De-array a Tissue Microarray (TMA) using QuPath and Python

This blogpost demonstrats how to use QuPath and Python to de-array a tissue microarray (TMA) for computational analysis and was co-authored by Fan Fan (fxf109@case.edu)

A Tissue microarray (TMA) is essentially a single slide containing small circular pieces of tissue taken from potentially thousands of different cases (or multiple samples from the same cases). TMAs enable high throughput concurrent analysis of multiple specimens, while reducing overall reactive agent costs, space, and manipulation time. After the first TMAs were introduced in 1986, they have now evolved into becoming a mainstay in the field of pathology.

From a computational perspective, TMAs are useful because they require less scanning time and overall data storage. If important regions are carefully curated to create the TMA, one can have an excellent view of various disease processes without having to download and compute upon hundreds of individual slides.

That said, digital TMAs are still a form of whole slide image, and thus suffer from similar limitations, in terms of requiring special libraries (e.g., openslide) to accesses subsets of the slide which can fix into memory.

A common way of processing TMAs is to first “de-array” them, in which a TMA is split into its constituent “spots” or “disks” and saved as separate image files, usually in a more easily manipulated flat file format (e.g., tif, png).

This de-array process is often non-trivial, as the intended grid that the spots fall on may not be entirely straight, or some spots may be missing or damaged and thus difficult to detect. It remains critical to match the spot to its expected location, so that it can be successfully matched with the associated master clinical spreadsheet (e.g., spot at location A-15 is of a responding cancer patient, while spot at A-14 is of a non-responding patient).

Thankfully, to aid in this process, QuPath provides a very intuitive user interface which allows for the automatic detection and manual refinement of TMA spot location. This blog post discusses the usage of this tool to produce the x,y coordinates of the respective spots, and a subsequent python script which can be used to either directly compute upon these spots or extract and save the images for external use.

We begin with this TMA image:

Using Qupath

We first open this svs image in Qupath, and then use the TMA de-array tool to extract each micro spot.

After inputting appropriate parameters (expected number of columns and rows along with the measured TMA core diameter), we can see the initial overlaid grid where some adjustments can be made. For example, here we can see a TMA spot which is absent and we can right click on it and note it as “missing”.

After making the necessary adjustments, we click ‘Measure’ -> ‘show TMA measurements’-> ‘Save’ to save the .txt file.

The txt file contains following information:

  1. The original image name (e.g., 98263.svs).
  2. The TMA spot name (e.g., A-1, where A means row, and 1 represents the column).
  3. Whether the spot is missing (e.g., True or False).
  4. The coordinate of each spot’s center coordinates (e.g., 1518.8 / 1618.4). Note these are in microns

Using python

Now, we have all the information we need to extract each spot using python, with the code available here.

  1. Import all the packages we need.

2. Set necessary arguments including the prefix name of the WSI file, the txt file and the spot size (in pixels), in this case, we set the spot size 6000 x 6000. The target output directory is where we store all the TMA spots.

3. Note that in Qupath, the size we get is all in micrometers. So, we need to change the size from micrometer to pixel. The ‘ratio_x’ and ‘ratio_y’ represent the pixel per micrometer using the [‘openslide.mpp-x(y)’] properties of OpenSlide.

4. We traverse each row and column from the de-array result and use the center coordinates and the spot size to extract each spot.  Note that if the missing part is ‘True’, we will ignore the spot.

Note here as well, if we simply wanted to compute upon the spot instead of writing it to disk, we could simply replace the code on line 46 with the associated algorithms

In the end, we are left with a bunch of high-resolution spots! Here are the TMA de-array result and one example of the TMA spot.

That’s all, thanks! Again the code is available here

12 thoughts on “De-array a Tissue Microarray (TMA) using QuPath and Python”

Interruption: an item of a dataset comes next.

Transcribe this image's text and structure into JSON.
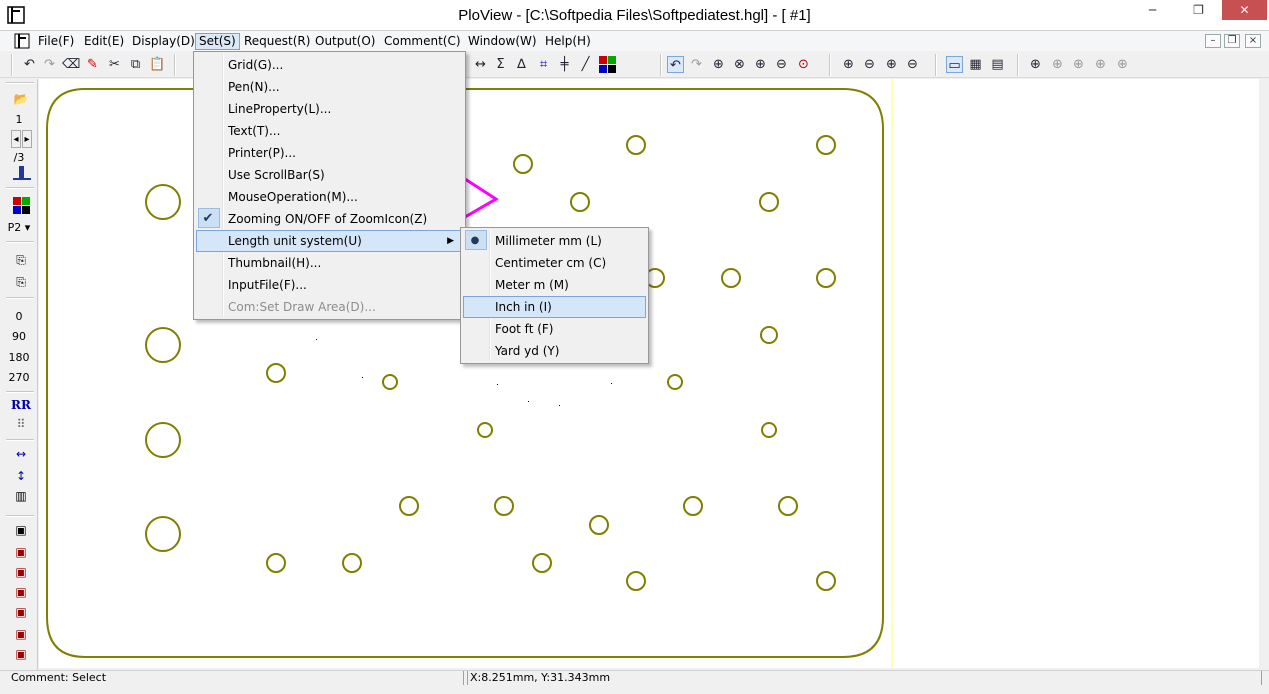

  1. Hello, Thanks for the script.
    I have a problem the parse fonction, and i you can explain me what do you call “wsi_filename, txt_filename, outdire”

    1. Try not to overthink it : ) wsi_filename is the name of the WSI file. txt_filename is the output from qupath, outdir is the output directory where you want the spots to be saved

  2. Thanks for the great tutorial! Is there a way to do this and keep the annotations (cells + subcellular spots detected) in the .png files?

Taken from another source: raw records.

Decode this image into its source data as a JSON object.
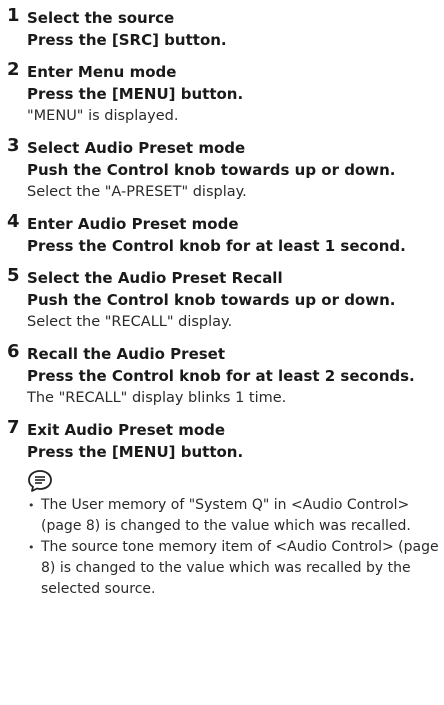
{
  "steps": [
    {
      "number": "1",
      "title": "Select the source",
      "action": "Press the [SRC] button.",
      "note": ""
    },
    {
      "number": "2",
      "title": "Enter Menu mode",
      "action": "Press the [MENU] button.",
      "note": "\"MENU\" is displayed."
    },
    {
      "number": "3",
      "title": "Select Audio Preset mode",
      "action": "Push the Control knob towards up or down.",
      "note": "Select the \"A-PRESET\" display."
    },
    {
      "number": "4",
      "title": "Enter Audio Preset mode",
      "action": "Press the Control knob for at least 1 second.",
      "note": ""
    },
    {
      "number": "5",
      "title": "Select the Audio Preset Recall",
      "action": "Push the Control knob towards up or down.",
      "note": "Select the \"RECALL\" display."
    },
    {
      "number": "6",
      "title": "Recall the Audio Preset",
      "action": "Press the Control knob for at least 2 seconds.",
      "note": "The \"RECALL\" display blinks 1 time."
    },
    {
      "number": "7",
      "title": "Exit Audio Preset mode",
      "action": "Press the [MENU] button.",
      "note": ""
    }
  ],
  "notes_icon": "note-icon",
  "notes": {
    "line1a": "The User memory of \"System Q\" in <Audio Control>",
    "line1b": "(page 8) is changed to the value which was recalled.",
    "line2a": "The source tone memory item of <Audio Control> (page",
    "line2b": "8) is changed to the value which was recalled by the",
    "line2c": "selected source."
  }
}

    1. i don’t have any code for that, but if you work with this, it should do what you want: http://www.andrewjanowczyk.com/using-paquo-to-directly-interact-with-qupath-project-files-for-usage-in-digital-pathology-machine-learning/ essentially you just need to iterate over your TMA spots, find the annotations which fall within it (you can use shapely intersections), and then write them to the associated image in a qupath project after translating them by the upper left of the spot. all in all, can probably do it within 40 lines of code?

    1. Cool, thanks for the info! it looks like this only exports thumbnails and not full resolution versions – is that correct?